The Comics Code & the War on Comics?

In the early 1950s, a wave of hysteria raced through America. Comic books, according to the psychiatrist Fredric Wertham, were turning kids into monsters. The media, as reactionary then as it is today, demanded a Congressional investigation to (what else?) protect the children. Faced with government regulation, the comics industry created the Comics Code, which essentially ended horror comics and led to hundreds of people losing their jobs.
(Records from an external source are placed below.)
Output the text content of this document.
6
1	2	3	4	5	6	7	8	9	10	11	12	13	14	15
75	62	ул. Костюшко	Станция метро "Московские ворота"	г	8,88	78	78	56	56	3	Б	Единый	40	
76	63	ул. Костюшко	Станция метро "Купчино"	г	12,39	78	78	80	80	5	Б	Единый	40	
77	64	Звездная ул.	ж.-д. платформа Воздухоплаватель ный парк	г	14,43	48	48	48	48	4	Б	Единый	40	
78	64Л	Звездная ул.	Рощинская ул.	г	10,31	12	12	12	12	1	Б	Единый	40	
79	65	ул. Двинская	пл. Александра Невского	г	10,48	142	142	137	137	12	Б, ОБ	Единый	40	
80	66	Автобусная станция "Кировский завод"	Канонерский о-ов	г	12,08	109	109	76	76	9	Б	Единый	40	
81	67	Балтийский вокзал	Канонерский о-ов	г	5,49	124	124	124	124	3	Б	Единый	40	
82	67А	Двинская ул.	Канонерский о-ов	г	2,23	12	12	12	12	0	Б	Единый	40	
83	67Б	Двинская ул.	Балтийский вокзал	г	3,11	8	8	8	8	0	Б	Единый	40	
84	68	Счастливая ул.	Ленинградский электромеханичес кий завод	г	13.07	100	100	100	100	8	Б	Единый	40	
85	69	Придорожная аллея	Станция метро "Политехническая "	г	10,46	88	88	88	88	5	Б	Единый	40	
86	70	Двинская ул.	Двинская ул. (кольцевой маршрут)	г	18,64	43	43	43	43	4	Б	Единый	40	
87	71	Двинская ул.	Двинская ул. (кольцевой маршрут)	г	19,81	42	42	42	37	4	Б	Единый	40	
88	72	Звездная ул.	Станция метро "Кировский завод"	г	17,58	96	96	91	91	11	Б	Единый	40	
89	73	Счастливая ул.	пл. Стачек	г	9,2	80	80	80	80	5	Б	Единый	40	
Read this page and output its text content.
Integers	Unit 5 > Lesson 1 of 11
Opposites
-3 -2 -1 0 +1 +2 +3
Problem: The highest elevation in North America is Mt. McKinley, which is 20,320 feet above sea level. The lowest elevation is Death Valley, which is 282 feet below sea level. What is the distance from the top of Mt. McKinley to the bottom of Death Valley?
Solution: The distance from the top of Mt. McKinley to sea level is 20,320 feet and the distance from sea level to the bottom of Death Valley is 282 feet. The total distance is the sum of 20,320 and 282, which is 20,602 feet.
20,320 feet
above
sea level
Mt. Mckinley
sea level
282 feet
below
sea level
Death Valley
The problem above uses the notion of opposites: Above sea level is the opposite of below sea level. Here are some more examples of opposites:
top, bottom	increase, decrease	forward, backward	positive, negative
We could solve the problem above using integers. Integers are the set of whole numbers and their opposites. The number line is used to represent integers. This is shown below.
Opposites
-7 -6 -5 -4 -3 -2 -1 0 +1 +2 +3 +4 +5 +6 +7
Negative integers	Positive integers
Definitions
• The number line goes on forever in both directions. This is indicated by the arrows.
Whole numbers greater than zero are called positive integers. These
Today the War on Comics seems ridiculous. I wonder what future generations will think about the modern wars on obesity, drugs, etc.  Here’s more on the Comics Code and the War on Comics from The Christian Science Monitor:

In his 1953 novel “Fahrenheit 451,” named after the temperature at which paper catches on fire, Ray Bradbury painted a picture of a society beset by book-burning. In his vision, the censors didn’t bother to throw comic books on the pyre because they just weren’t worth worrying about.

Not so in mid-century America. For more than a decade, countless parents and teenagers made bonfires of comic books, reducing everyone from Captain Marvel to Archie to ashes.

It wasn’t so much Superman & Co. that drove the book-burnings, although even the Man of Steel had his critics. Instead, psychiatrists, politicians, and editorial writers feared the most extreme comic books – filled with crooks, monsters, and voluptuous women – would drive innocent children into the clutches of juvenile delinquency.